Member of the San Pablo City Council
- In office June 30, 2004 – June 30, 2007

Personal details
- Born: June 26, 1974 (age 52) San Pablo, Laguna, Philippines
- Party: PFP (2023–present)
- Other political affiliations: PDP–Laban (2018–2023); Nacionalista (2015–2018); Independent (2012–2015); NPC (2006–2012); Lakas–CMD (2003–2006);
- Education: University of the Philippines Diliman (BA) San Sebastian College – Recoletos (LLB)
- Occupation: Politician
- Profession: Lawyer

= Katherine Agapay =

Filipino lawyer and politician (born 1974)

Katherine Cartabio Agapay (born June 26, 1974), also known as Karen Agapay, is a Filipino lawyer and politician who served as 14th Vice Governor of Laguna from May 30, 2014, to June 30, 2025, before she elevated to the position as Vice Governor she is serving as Senior Board Member of the Laguna Provincial Board from 3rd District from June 30, 2013, until May 28, 2014, her first term is from 2007 to 2010 she also served as City Councilor of San Pablo from 2004 to 2007.

== Early life and education ==
Agapay was born on June 26, 1974 in San Pablo, Laguna she was the eldest child of later 3rd District Board Member Nelson C. Agapay Sr. and later Auditor at the Commission on Audit Vicenta Cartabio-Agapay.

Agapay attended elementary in St. Joseph Elementary School until she graduated in 1980s and later start her high school in Laguna College and later she attended her college in University of the Philippines Diliman, where she finished the course of Political Science and later went to San Sebastian College – Recoletos and passed her bar exam in 2005.

Before she entered politics she was a Part-time college instructor of Business Law at the Laguna College.

== Political career ==
Agapay firstly served as Sanggunian Kabataan Federation President from 1993 until 1996 for only one term.
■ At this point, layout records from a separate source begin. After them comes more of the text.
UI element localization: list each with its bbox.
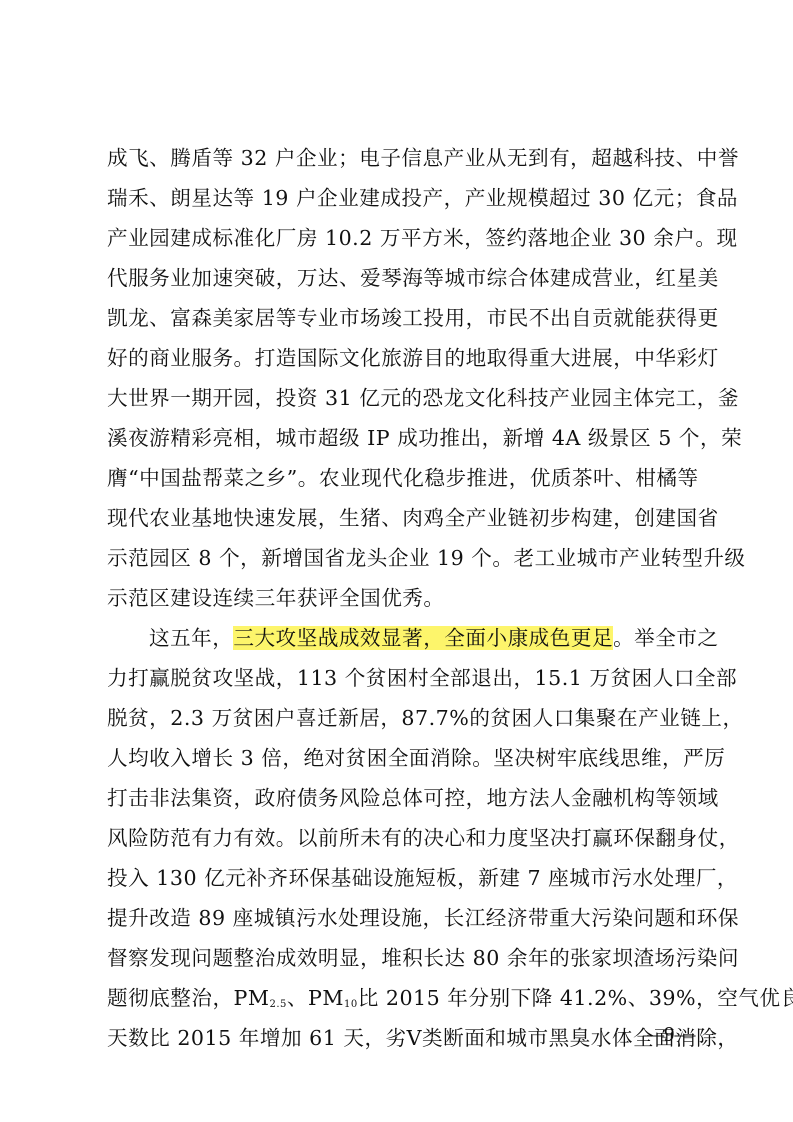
- text-line: 示范区建设连续三年获评全国优秀。: [107, 578, 695, 618]
- text-line: 提升改造 89 座城镇污水处理设施，长江经济带重大污染问题和环保: [107, 898, 695, 938]
- paragraph-first-line: 这五年，三大攻坚战成效显著，全面小康成色更足。举全市之: [107, 618, 695, 658]
- text-span: 比 2015 年分别下降 41.2%、39%，空气优良: [358, 986, 793, 1010]
- text-line: 大世界一期开园，投资 31 亿元的恐龙文化科技产业园主体完工，釜: [107, 378, 695, 418]
- document-page: 成飞、腾盾等 32 户企业；电子信息产业从无到有，超越科技、中誉 瑞禾、朗星达等…: [0, 0, 793, 1122]
- text-line: 人均收入增长 3 倍，绝对贫困全面消除。坚决树牢底线思维，严厉: [107, 738, 695, 778]
- highlighted-text: 三大攻坚战成效显著，全面小康成色更足: [233, 626, 613, 650]
- text-span: 、PM: [287, 986, 344, 1010]
- subscript: 10: [344, 999, 358, 1010]
- text-line: 天数比 2015 年增加 61 天，劣Ⅴ类断面和城市黑臭水体全面消除，: [107, 1018, 695, 1058]
- text-line: 督察发现问题整治成效明显，堆积长达 80 余年的张家坝渣场污染问: [107, 938, 695, 978]
- text-line: 力打赢脱贫攻坚战，113 个贫困村全部退出，15.1 万贫困人口全部: [107, 658, 695, 698]
- pm-line: 题彻底整治，PM2.5、PM10比 2015 年分别下降 41.2%、39%，空…: [107, 978, 695, 1018]
- text-line: 投入 130 亿元补齐环保基础设施短板，新建 7 座城市污水处理厂，: [107, 858, 695, 898]
- text-span: 。举全市之: [613, 626, 718, 650]
- text-line: 瑞禾、朗星达等 19 户企业建成投产，产业规模超过 30 亿元；食品: [107, 178, 695, 218]
- text-line: 脱贫，2.3 万贫困户喜迁新居，87.7%的贫困人口集聚在产业链上，: [107, 698, 695, 738]
- subscript: 2.5: [270, 999, 287, 1010]
- text-line: 好的商业服务。打造国际文化旅游目的地取得重大进展，中华彩灯: [107, 338, 695, 378]
- text-line: 代服务业加速突破，万达、爱琴海等城市综合体建成营业，红星美: [107, 258, 695, 298]
- text-line: 示范园区 8 个，新增国省龙头企业 19 个。老工业城市产业转型升级: [107, 538, 695, 578]
- text-line: 溪夜游精彩亮相，城市超级 IP 成功推出，新增 4A 级景区 5 个，荣: [107, 418, 695, 458]
- text-line: 凯龙、富森美家居等专业市场竣工投用，市民不出自贡就能获得更: [107, 298, 695, 338]
- body-text: 成飞、腾盾等 32 户企业；电子信息产业从无到有，超越科技、中誉 瑞禾、朗星达等…: [107, 138, 695, 1058]
- text-line: 产业园建成标准化厂房 10.2 万平方米，签约落地企业 30 余户。现: [107, 218, 695, 258]
- text-span: 这五年，: [149, 626, 233, 650]
- text-line: 成飞、腾盾等 32 户企业；电子信息产业从无到有，超越科技、中誉: [107, 138, 695, 178]
- text-line: 风险防范有力有效。以前所未有的决心和力度坚决打赢环保翻身仗，: [107, 818, 695, 858]
- page-number: —9—: [643, 1022, 696, 1047]
- text-span: 题彻底整治，PM: [107, 986, 270, 1010]
- text-line: 打击非法集资，政府债务风险总体可控，地方法人金融机构等领域: [107, 778, 695, 818]
- text-line: 现代农业基地快速发展，生猪、肉鸡全产业链初步构建，创建国省: [107, 498, 695, 538]
- text-line: 膺“中国盐帮菜之乡”。农业现代化稳步推进，优质茶叶、柑橘等: [107, 458, 695, 498]
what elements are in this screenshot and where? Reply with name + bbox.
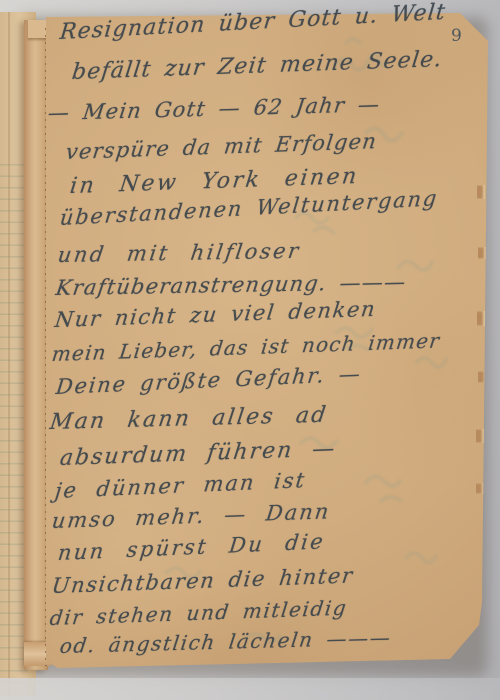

In 2004 elections, she ran as City Councilor in San Pablo, Laguna and won being 7th place and served from June 30, 2004, until June 30, 2007.

In 2007 elections, she ran as Provincial Board Member in 3rd District under the party of NPC and won being in the first place.

In 2010 elections, she ran as Representative of the 3rd District of Laguna under the party of NPC but was defeated by incumbent congresswoman Ma. Evita Arago who won landslide votes.

In 2013 elections, she ran again as Provincial Board Member as an Independent and won via landslide vote and served from June 30, 2013, until May 28, 2014, before she elevated as Vice Governor of Laguna on May 30, 2014.

In 2016 elections, she ran as Vice Governor of Laguna for her fist full term under the Nacionalista Party and leter won deating Christian Niño Lajara of UNA and actress and comedian Angelica Alarva of Liberal.

In 2019 elections, she ran again for her second term as Vice Governor of Laguna under the PDP–Laban and won 930,387 votes or landslide votes defeating Mateo San Sebastian a Independent who only got 103,981 votes.

In 2022 elections, she ran again as Vice Governor of Laguna for her third and final term under the PDP–Laban and won 844,447 votes or semi-landslide votes defeating the son of former Governor E. R. Ejercito and actor Jerico Ejercito of PFP who got 527,978 votes and Agustine Parma, an independent who only got 30,906 votes.

== Personal life ==
Agapay is single and unmarried. She is also member of the Girl Scouts of the Philippines.